« Nous avons été entendus ». Ce sont les mots de Gaston Flosse avant de quitter Paris pour Hawaii. C’est en substance ce qu’il faut retenir du séjour marathon de la délégation conduite par le Président de la Polynésie française, accompagné du Vice-président Nuihau Laurey et de plusieurs ministres. Une visite importante puisqu’il s’agissait dans l’esprit du Président Flosse de normaliser des relations qui s’étaient considérablement dégradées avec l’Etat depuis plusieurs années. Partout, de la Rue Oudinot à Matignon, en passant par l’Elysée et Bercy, pour ne citer que ces rendez-vous là, la relation cordiale et franche a prévalu et a été soulignée de part et d’autre avec un soulagement mutuel.
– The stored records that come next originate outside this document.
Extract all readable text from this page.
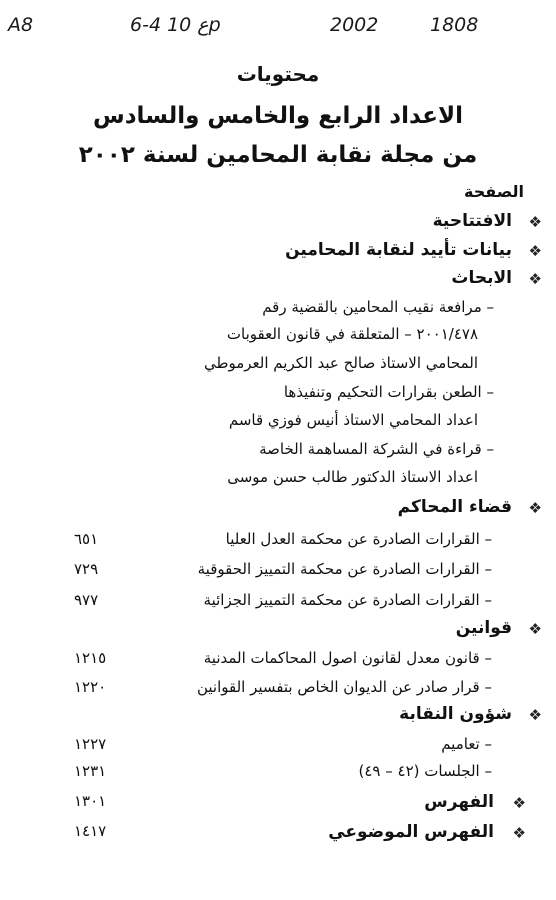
A8	6-4 ع 10p	2002	1808
محتويات
الاعداد الرابع والخامس والسادس
من مجلة نقابة المحامين لسنة ٢٠٠٢
الصفحة
❖
الافتتاحية
❖
بيانات تأييد لنقابة المحامين
❖
الابحاث
– مرافعة نقيب المحامين بالقضية رقم
٢٠٠١/٤٧٨ – المتعلقة في قانون العقوبات
المحامي الاستاذ صالح عبد الكريم العرموطي
– الطعن بقرارات التحكيم وتنفيذها
اعداد المحامي الاستاذ أنيس فوزي قاسم
– قراءة في الشركة المساهمة الخاصة
اعداد الاستاذ الدكتور طالب حسن موسى
❖
قضاء المحاكم
– القرارات الصادرة عن محكمة العدل العليا
٦٥١
– القرارات الصادرة عن محكمة التمييز الحقوقية
٧٢٩
– القرارات الصادرة عن محكمة التمييز الجزائية
٩٧٧
❖
قوانين
– قانون معدل لقانون اصول المحاكمات المدنية
١٢١٥
– قرار صادر عن الديوان الخاص بتفسير القوانين
١٢٢٠
❖
شؤون النقابة
– تعاميم
١٢٢٧
– الجلسات (٤٢ – ٤٩)
١٢٣١
❖
الفهرس
١٣٠١
❖
الفهرس الموضوعي
١٤١٧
Mais il n’était pas question pour le Président Flosse de se rendre à Paris avant d’avoir mis en oeuvre les réformes nécessaires, dans l’esprit du vieil adage « aide toi et le ciel t’aidera ». La Polynésie française confrontée à l’urgence, a donc veillé à ce que les décisions qui s’imposaient, courageuses et nécessaires, soient prises et actées avant tout déplacement à Paris. Le Président et les Ministres, en se serrant la ceinture en premier, ont su faire preuve d’exemplarité. Le gouvernement a décidé des réformes fiscales qui vont redonner de l’oxygène à un budget asphyxié, et l’Assemblée a voté un collectif budgétaire qui permet de réorienter les moyens du Pays vers l’action, l’investissement, le règlement de la dette, l’emploi et la solidarité. Pour la première fois, le budget dégage 2 milliards d’autofinancement, ce n’est pas rien, et il n’aura pas fallu deux mois pour le réaliser. Elu le 17 mai 2013, le Président Flosse a présenté le collectif budgétaire à l’assemblée le 13 juillet 2013, pour s’envoler vers la métropole le lendemain. L’audace de ces réformes a été bien perçue à Paris, saluée et encouragée. La Polynésie française, soudain, redevient audible. La France est elle-même en grande difficulté, et il faut bien reconnaître que les interlocuteurs parisiens, tant de fois échaudés dans le passé, avaient de quoi être méfiants. Il fallait au moins ces efforts et ces réformes pour être crédible et pouvoir être entendu. Alors oui, l’Etat reste aux côtés de la Polynésie française ; oui, il va faire jouer la solidarité nationale ; non, il ne veut pas que l’ONU s’ingère dans les affaires de la Polynésie française et vienne pourrir une relation que personne à Paris et à Papeete ne veut briser. D’ailleurs, le Ministre des Outre-mer, Victorin Lurel, avec la double bénédiction de l’Elysée et de Matignon, viendra avant la fin de l’année signer le pacte de croissance, presque comme on signe un contrat de mariage. Car le pacte de croissance va redonner de la perspective à la Polynésie française et lui permettre de renouer avec l’avenir. Au-delà des engagements réciproques, ce pacte est avant tout un contrat de confiance. Les premiers n’ont de sens que si la seconde préexiste. C’est désormais chose faite avec cette visite à Paris. Vous avez dit « la foi de reconstruire ensemble » ?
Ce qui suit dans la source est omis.